Using independent data, the scientists then tested this signature on its ability to accurately predict whether an individual craved a given food or drug or not, including whether it aligned with self-reported cravings. In one test, NCS scores distinguished drug users from nonusers with 82 percent accuracy, and the results for the most part aligned with the test subjects’ self-reported craving ratings—both signs to the researchers that the signature was accurate. Moreover, the team found that NCS scores decreased when an individual was using cognitive strategies to lessen their craving, indicating that it was sensitive to real time interventions.

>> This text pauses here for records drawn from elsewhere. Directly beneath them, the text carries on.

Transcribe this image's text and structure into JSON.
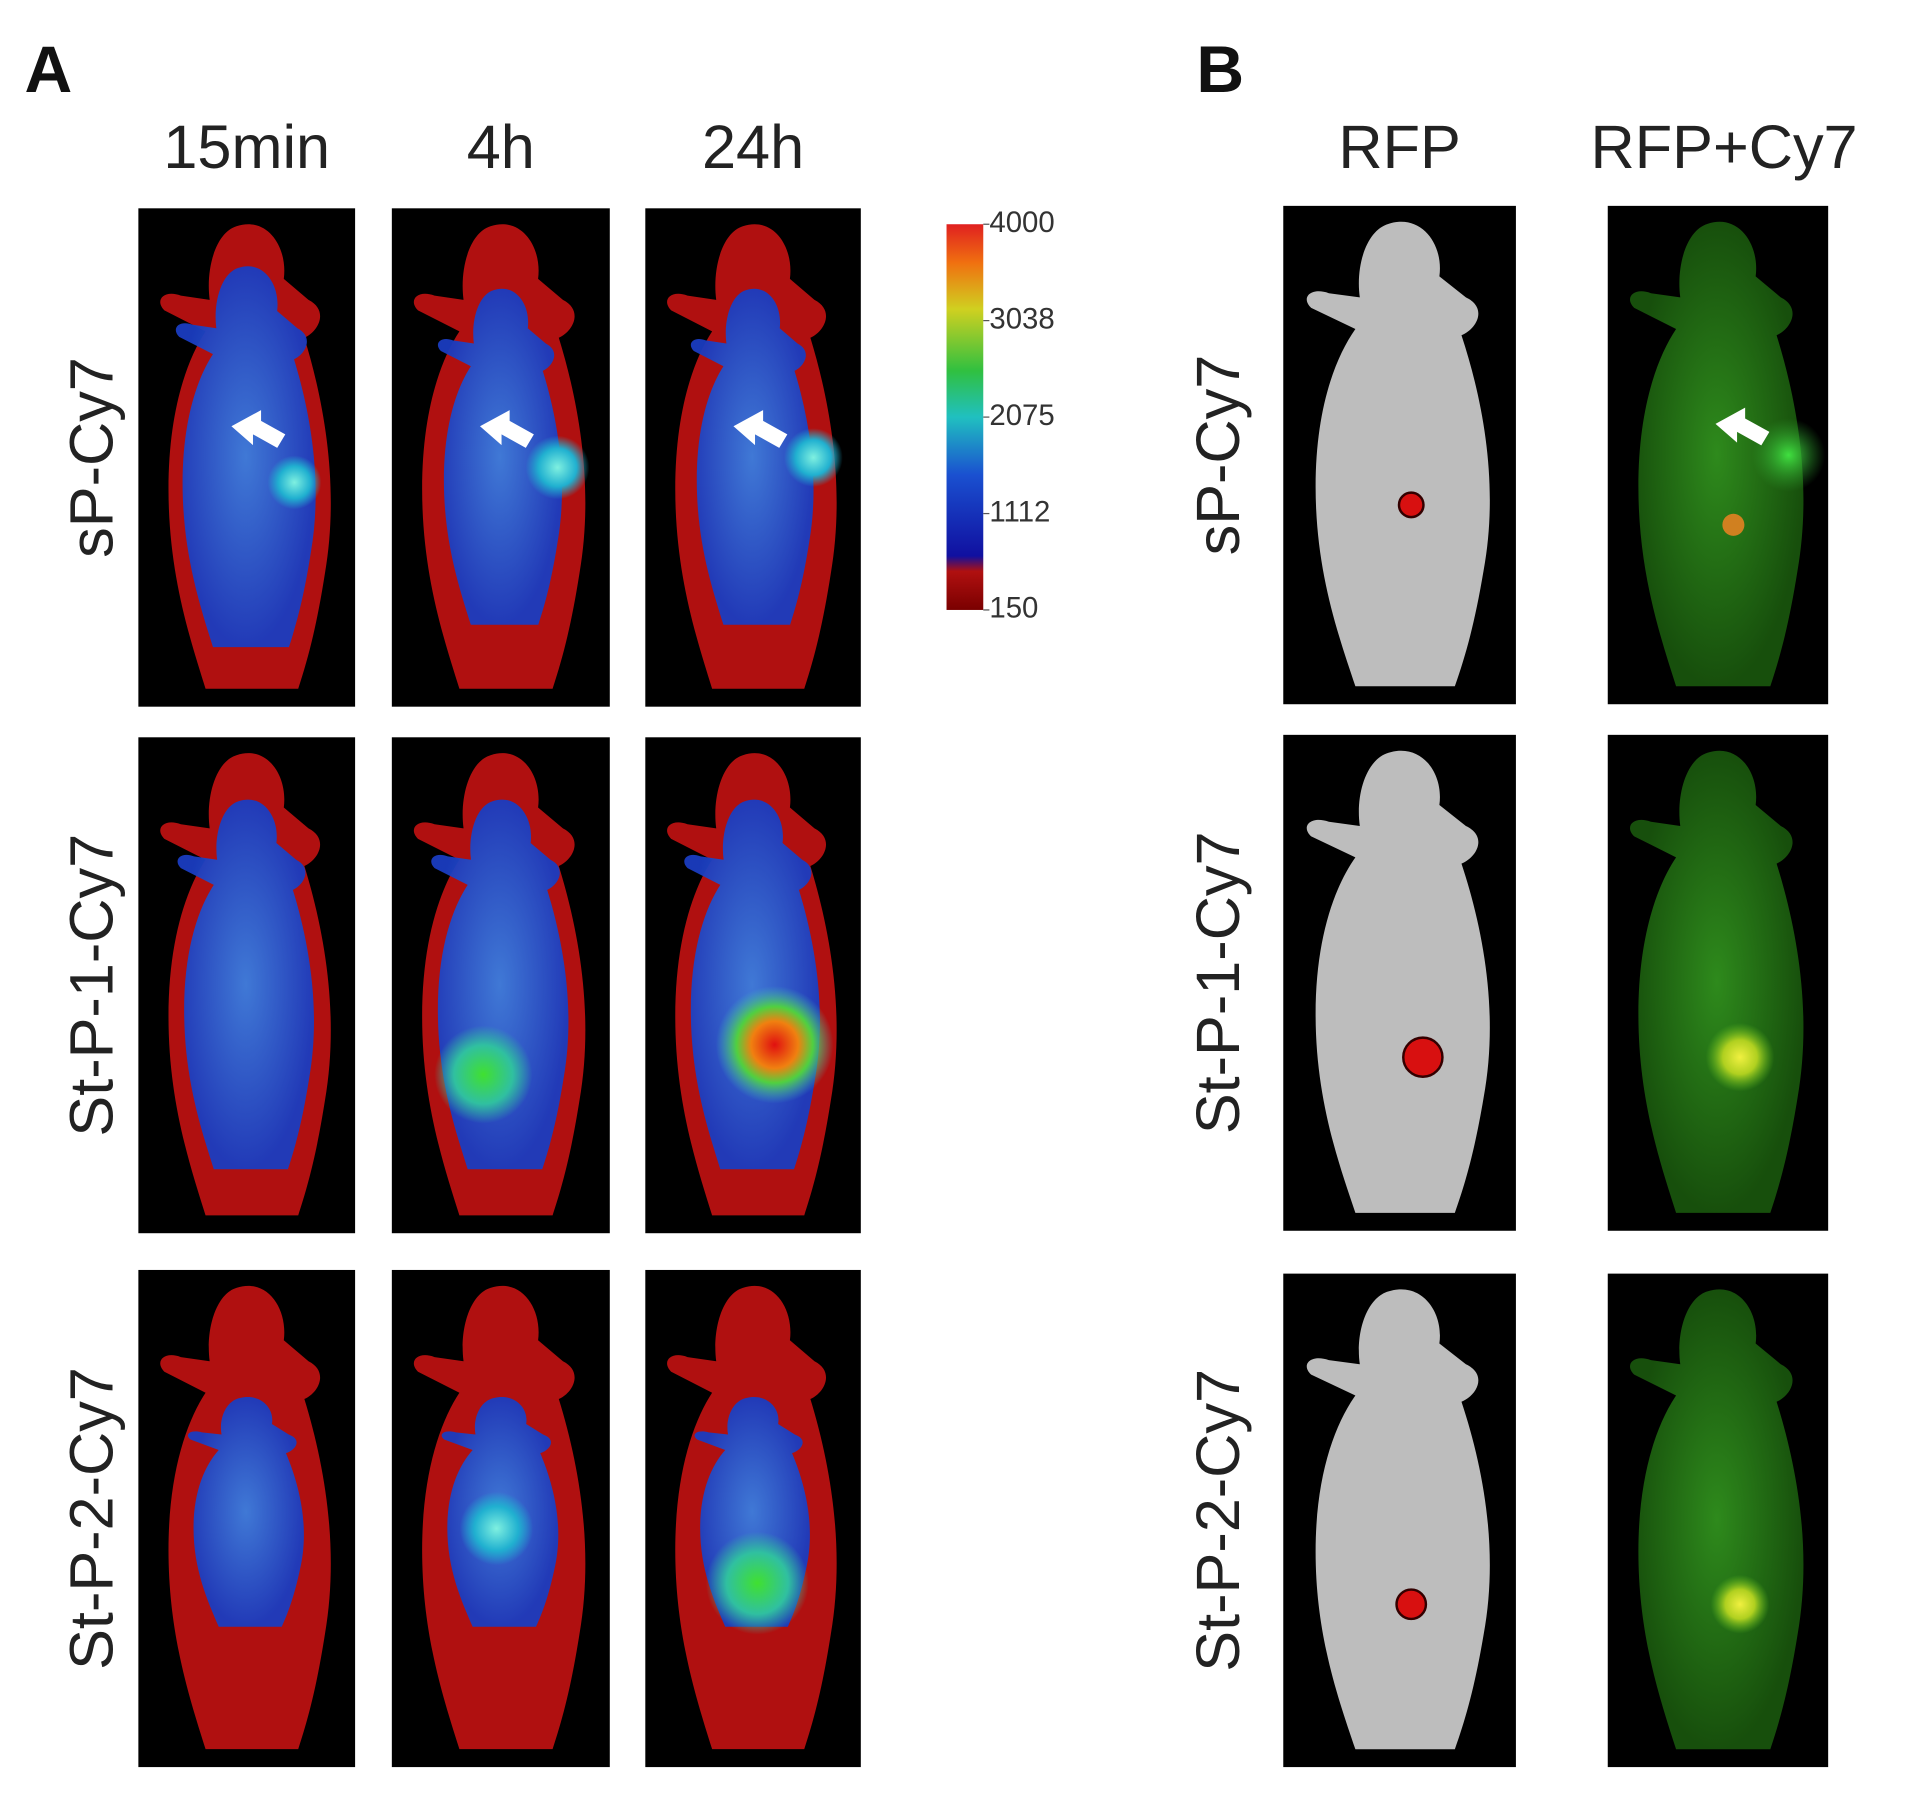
{
  "panels": [
    {
      "label": "A",
      "columns": [
        "15min",
        "4h",
        "24h"
      ],
      "rows": [
        "sP-Cy7",
        "St-P-1-Cy7",
        "St-P-2-Cy7"
      ],
      "colorbar": {
        "ticks": [
          4000,
          3038,
          2075,
          1112,
          150
        ]
      }
    },
    {
      "label": "B",
      "columns": [
        "RFP",
        "RFP+Cy7"
      ],
      "rows": [
        "sP-Cy7",
        "St-P-1-Cy7",
        "St-P-2-Cy7"
      ]
    }
  ]
}
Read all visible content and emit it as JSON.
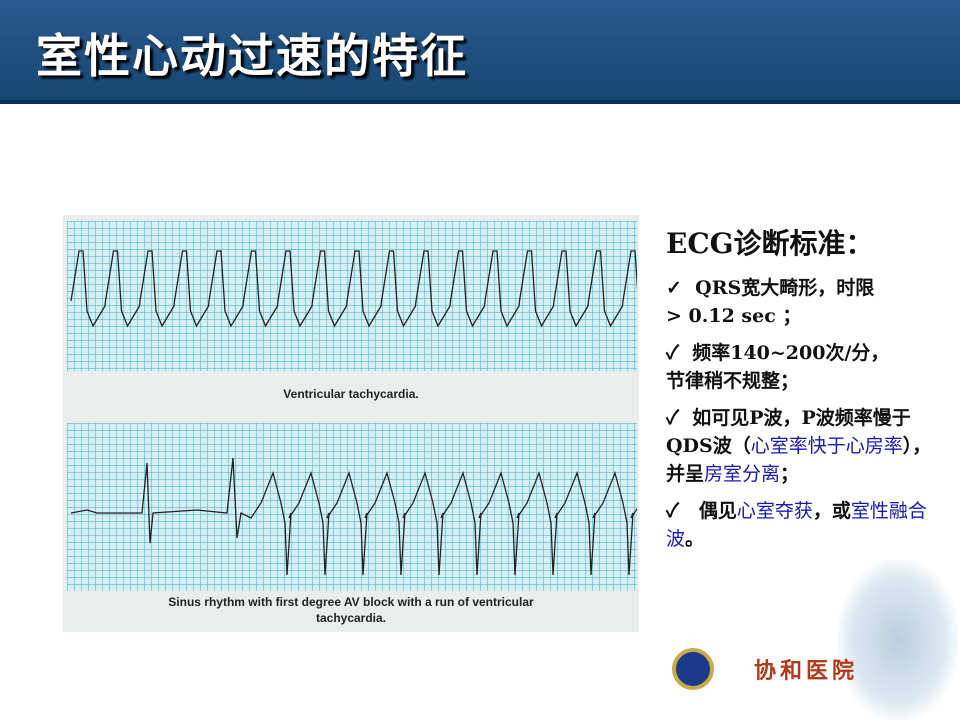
{
  "title": "室性心动过速的特征",
  "figure": {
    "caption_top": "Ventricular tachycardia.",
    "caption_bottom_line1": "Sinus rhythm with first degree AV block with a run of ventricular",
    "caption_bottom_line2": "tachycardia."
  },
  "criteria": {
    "heading": "ECG诊断标准：",
    "check_icon": "✓",
    "items": [
      {
        "a": "QRS宽大畸形，时限",
        "b": "> 0.12 sec ；"
      },
      {
        "a": "频率140~200次/分，",
        "b": "节律稍不规整；"
      },
      {
        "a": "如可见P波，P波频率",
        "b": "慢于QDS波（",
        "c": "心室率快于心房率",
        "d": "），并呈",
        "e": "房室分离",
        "f": "；"
      },
      {
        "a": "偶见",
        "b": "心室夺获",
        "c": "，或",
        "d": "室性融合波",
        "e": "。"
      }
    ]
  },
  "logo_text": "协和医院",
  "colors": {
    "header": "#174673",
    "highlight": "#1a1aa8"
  }
}
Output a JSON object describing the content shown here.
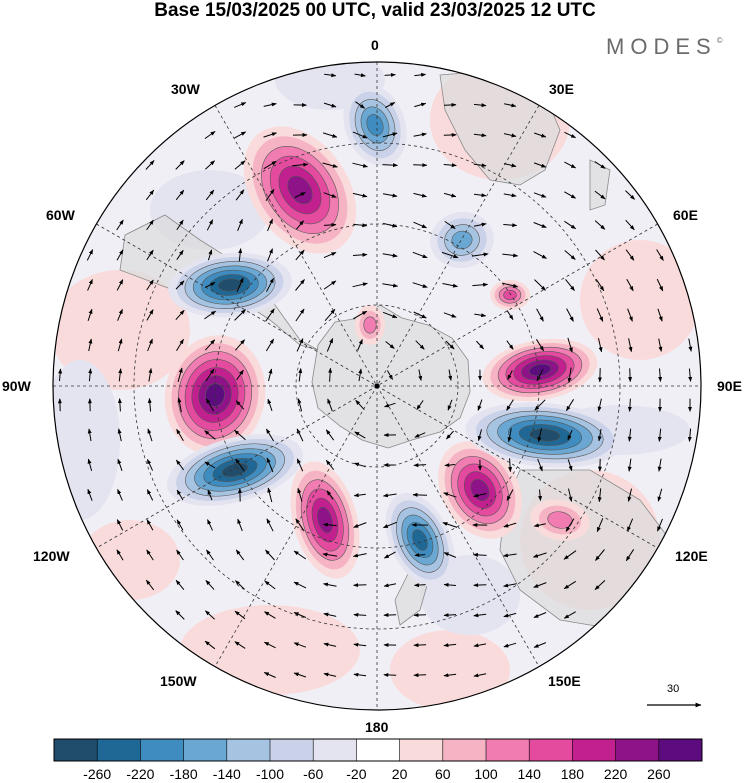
{
  "title": "Base 15/03/2025 00 UTC, valid 23/03/2025 12 UTC",
  "brand": "MODES",
  "brand_mark": "©",
  "longitude_labels": {
    "lon_0": "0",
    "lon_30e": "30E",
    "lon_60e": "60E",
    "lon_90e": "90E",
    "lon_120e": "120E",
    "lon_150e": "150E",
    "lon_180": "180",
    "lon_150w": "150W",
    "lon_120w": "120W",
    "lon_90w": "90W",
    "lon_60w": "60W",
    "lon_30w": "30W"
  },
  "reference_vector": "30",
  "colorbar": {
    "labels": [
      "-260",
      "-220",
      "-180",
      "-140",
      "-100",
      "-60",
      "-20",
      "20",
      "60",
      "100",
      "140",
      "180",
      "220",
      "260"
    ],
    "colors": [
      "#1f4d6b",
      "#1f6896",
      "#3f8cc0",
      "#6aa8d3",
      "#a6c3e1",
      "#c9d2e8",
      "#e4e4f1",
      "#ffffff",
      "#fadbdb",
      "#f5b3c4",
      "#f07cb1",
      "#e44b9f",
      "#c2208f",
      "#8e1389",
      "#5c0c7e"
    ]
  },
  "palette": {
    "land": "#e6e6e6",
    "coast": "#8a8a8a",
    "grid": "#333333"
  }
}
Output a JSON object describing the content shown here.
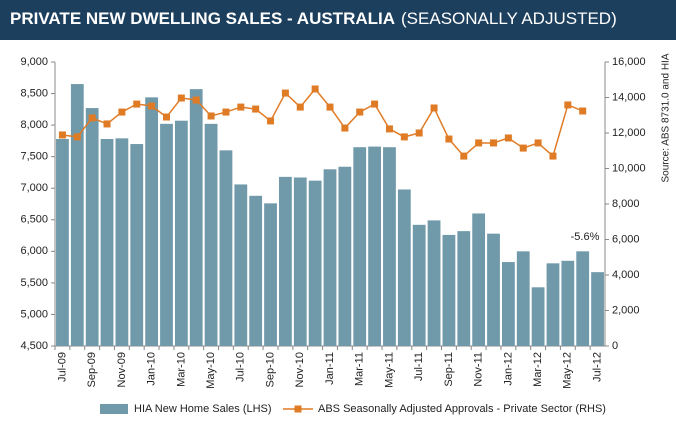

“We were incredibly excited,” Kober says. “People have been talking for years about how important it is for us to start finding neuromarkers for prediction, but it hasn’t been done.”

To the study authors, the fact that the NCS generally predicted for their test subjects’ craving ratings means it could be a useful comparison to patient craving reports, catching the inaccuracies in instances where patients don’t accurately self-report. Although the algorithm isn’t 100 percent perfect, Kober nonetheless thinks it could be valuable for clinicians working with people with addictions. She points out that COVID-19 antigen tests, for example, are not always accurate, but they’re accurate often enough to be a valuable tool in diagnosing the illness. “We’re not really aiming at perfection,” she says. “What we’re aiming at is validating further this biomarker so that we could potentially move toward clinical use.”

In the clinical setting, Gabrieli emphasizes the potential for algorithms like this to one day predict not only whether someone will use drugs, but how to properly treat addiction and prevent relapse by identifying which regions of the brain are active in the response and to what extent. “Which patients are likely to respond to particular treatments and which ones are less likely, right now we don’t know almost anything about that,” he says. But if a program like this were used to evaluate people during and at the end of their inpatient stay, for example, he says it could help objectively determine whether that patient is likely to stay sober, or whether they still need more care.

Kober adds that they still need to do more experiments to determine whether the NCS can actually predict a person’s craving in the far future, but she is hopeful it could one day do so. “The subjective experience of craving is something that is really uniquely human,” she says. “[This study] increases our optimism that we may be able to use it to monitor people’s treatment progress in the future, and that’s definitely one of the areas that we’re currently investigating.”